- 2005/11/25 掲載
【企業経営で着目したい4つの時代】マーケティング・アンビションの時代(2/4)
嶋口 私も、いくつかの企業の社外取締役を仰せつかっているのですが、世間でいうところの敵対的買収が起こったときに、それが株主にとってどのような意味がある買収なのかを推し量るのは非常に難しい。それこそビジョンやアンビションが重要になるわけです。企業防衛策がいろいろと取りざたされていますが、私はその一つとして、定款の中に、自分たちのアンビションを明記しておこうということを主張しています。そのアンビションに株主は賛同するかどうかが、まず問われる。賛同することを前提とすれば、敵対的買収者が表れたときに、それこそ質問状や公開討論で、「あなたたちは、このアンビションを達成できますか?」と問うことができる。それが「顧客第一主義」では意味がないし、具体的に過ぎる(堅い)戦略では、時代の流れにそれが合っているかといった論議になってしまう。アンビションとは、その企業ならではの精神的な出発点であり、理想とするゴールイメージであるべきなのです。

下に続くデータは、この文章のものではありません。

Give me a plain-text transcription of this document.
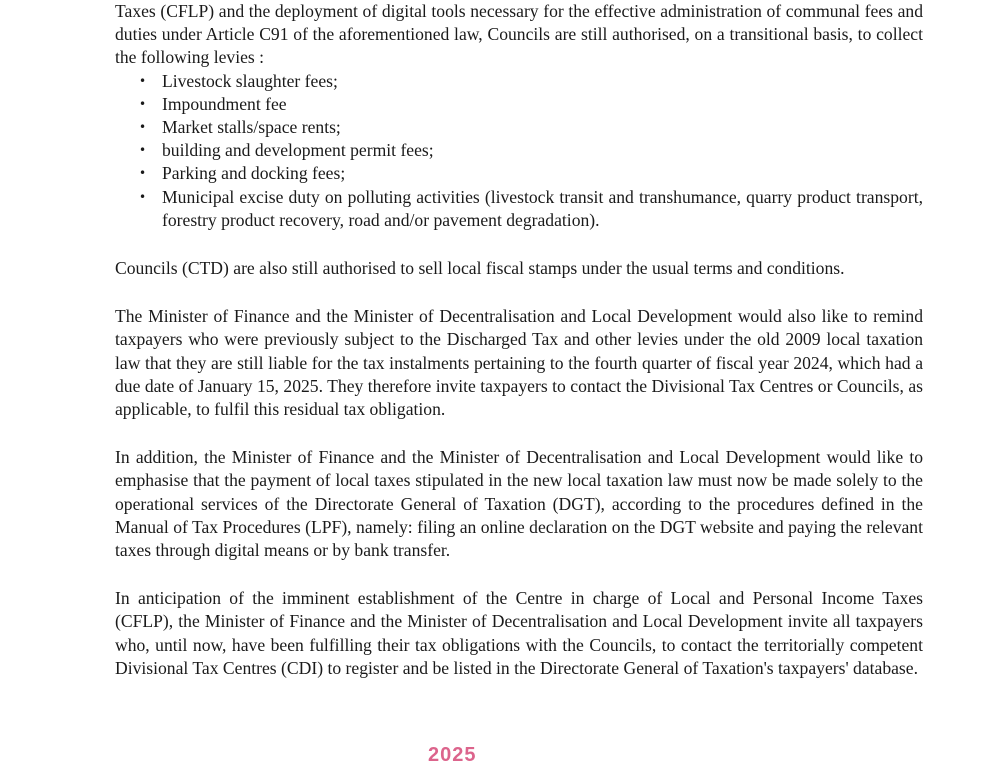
Taxes (CFLP) and the deployment of digital tools necessary for the effective administration of communal fees and duties under Article C91 of the aforementioned law, Councils are still authorised, on a transitional basis, to collect the following levies :

• Livestock slaughter fees;
• Impoundment fee
• Market stalls/space rents;
• building and development permit fees;
• Parking and docking fees;
• Municipal excise duty on polluting activities (livestock transit and transhumance, quarry product transport, forestry product recovery, road and/or pavement degradation).

Councils (CTD) are also still authorised to sell local fiscal stamps under the usual terms and conditions.

The Minister of Finance and the Minister of Decentralisation and Local Development would also like to remind taxpayers who were previously subject to the Discharged Tax and other levies under the old 2009 local taxation law that they are still liable for the tax instalments pertaining to the fourth quarter of fiscal year 2024, which had a due date of January 15, 2025. They therefore invite taxpayers to contact the Divisional Tax Centres or Councils, as applicable, to fulfil this residual tax obligation.

In addition, the Minister of Finance and the Minister of Decentralisation and Local Development would like to emphasise that the payment of local taxes stipulated in the new local taxation law must now be made solely to the operational services of the Directorate General of Taxation (DGT), according to the procedures defined in the Manual of Tax Procedures (LPF), namely: filing an online declaration on the DGT website and paying the relevant taxes through digital means or by bank transfer.

In anticipation of the imminent establishment of the Centre in charge of Local and Personal Income Taxes (CFLP), the Minister of Finance and the Minister of Decentralisation and Local Development invite all taxpayers who, until now, have been fulfilling their tax obligations with the Councils, to contact the territorially competent Divisional Tax Centres (CDI) to register and be listed in the Directorate General of Taxation's taxpayers' database.

2025
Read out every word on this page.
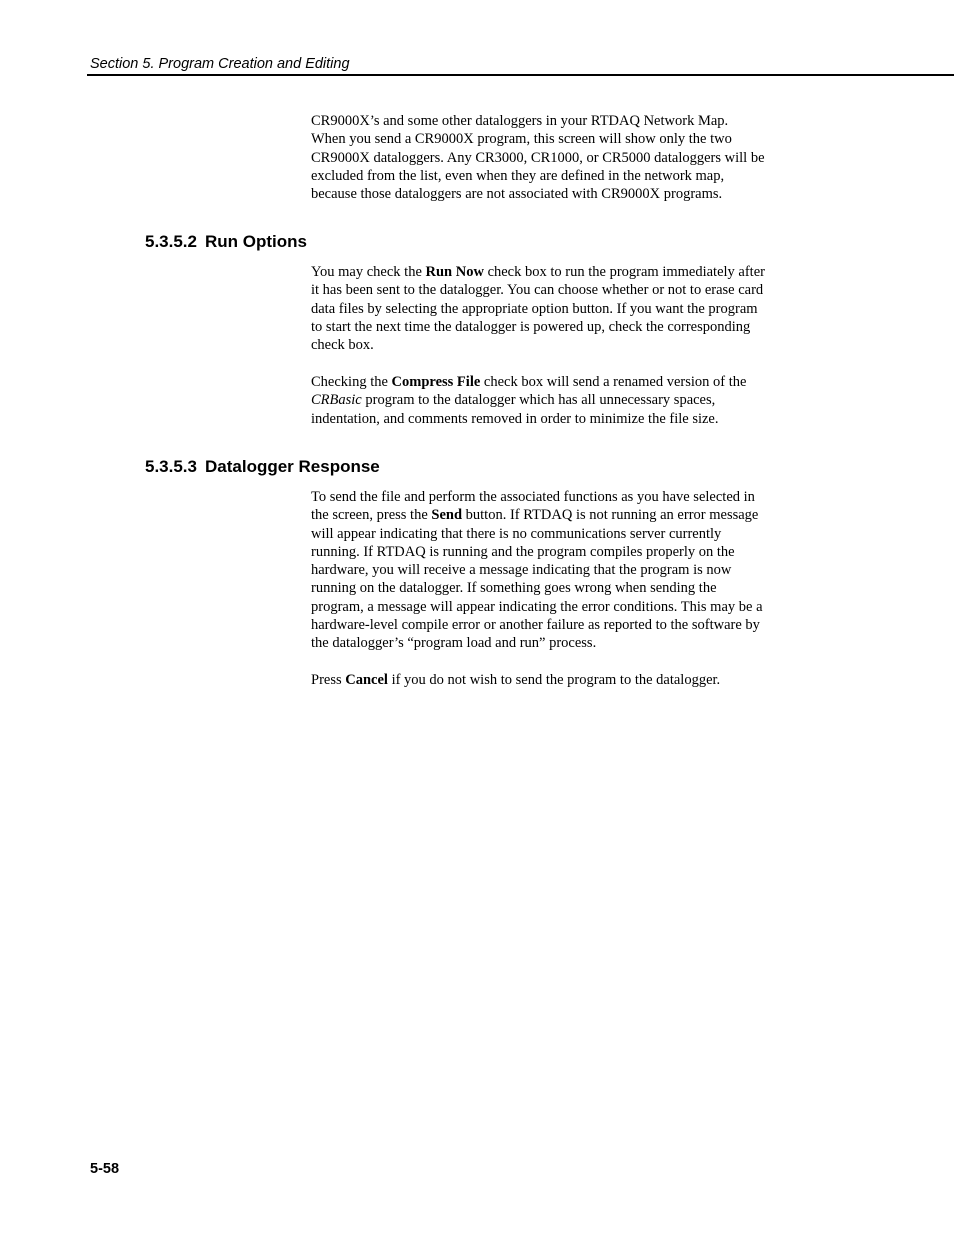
Section 5. Program Creation and Editing

CR9000X’s and some other dataloggers in your RTDAQ Network Map.
When you send a CR9000X program, this screen will show only the two
CR9000X dataloggers. Any CR3000, CR1000, or CR5000 dataloggers will be
excluded from the list, even when they are defined in the network map,
because those dataloggers are not associated with CR9000X programs.

5.3.5.2 Run Options

You may check the Run Now check box to run the program immediately after
it has been sent to the datalogger. You can choose whether or not to erase card
data files by selecting the appropriate option button. If you want the program
to start the next time the datalogger is powered up, check the corresponding
check box.

Checking the Compress File check box will send a renamed version of the
CRBasic program to the datalogger which has all unnecessary spaces,
indentation, and comments removed in order to minimize the file size.

5.3.5.3 Datalogger Response

To send the file and perform the associated functions as you have selected in
the screen, press the Send button. If RTDAQ is not running an error message
will appear indicating that there is no communications server currently
running. If RTDAQ is running and the program compiles properly on the
hardware, you will receive a message indicating that the program is now
running on the datalogger. If something goes wrong when sending the
program, a message will appear indicating the error conditions. This may be a
hardware-level compile error or another failure as reported to the software by
the datalogger’s “program load and run” process.

Press Cancel if you do not wish to send the program to the datalogger.

5-58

――そうしたアンビションを掲げられない経営者であるとすれば、それこそ問題になりますね
嶋口 たとえば、ただ放送事業を行うというのではなく、そうした事業を通じて、どういう夢を描き、どのような思いを満たしたいと考えるのか。これはそもそも、企業経営にとっても重要なことです。ただ「車を作って、社会貢献をする」だけでは、それこそアイデンティティがない。どんな経営者であっても、資本家であってもいいことになってしまいます。そうした意味では、今まで規制に守られて安穏と経営をしてきた企業が多いといわれても仕方がないかもしれないですね。
敵対的買収が起こった時にもまず、企業のアンビションを考える。そのアンビションをどちらがよりよく達成できるか、あるいはどちらがより素晴らしいアンビションを示すことができるか、そういう戦いにすべきなのではないかと思います。
――そうした魅力的なゴールイメージや夢を明示するのは、それこそ経営者の仕事だと思いますが、それをわかりやすい言葉にするための工夫も必要になりますね
嶋口 そうですね。最近、広告文の制作者、いわゆるコピーライターの力というものが思っていた以上に重要だと考えるようになりました。簡単なキーワードでもって、社外にはファンを増やし、社内の組織も動かすことができる。そうした作業が求められるわけです。従来、プロダクトのブランドイメージにおいて、そうした力が活用されてきたわけですが、今後は、コーポレートブランドにおいても、今まで以上に必要とされるのだと思います。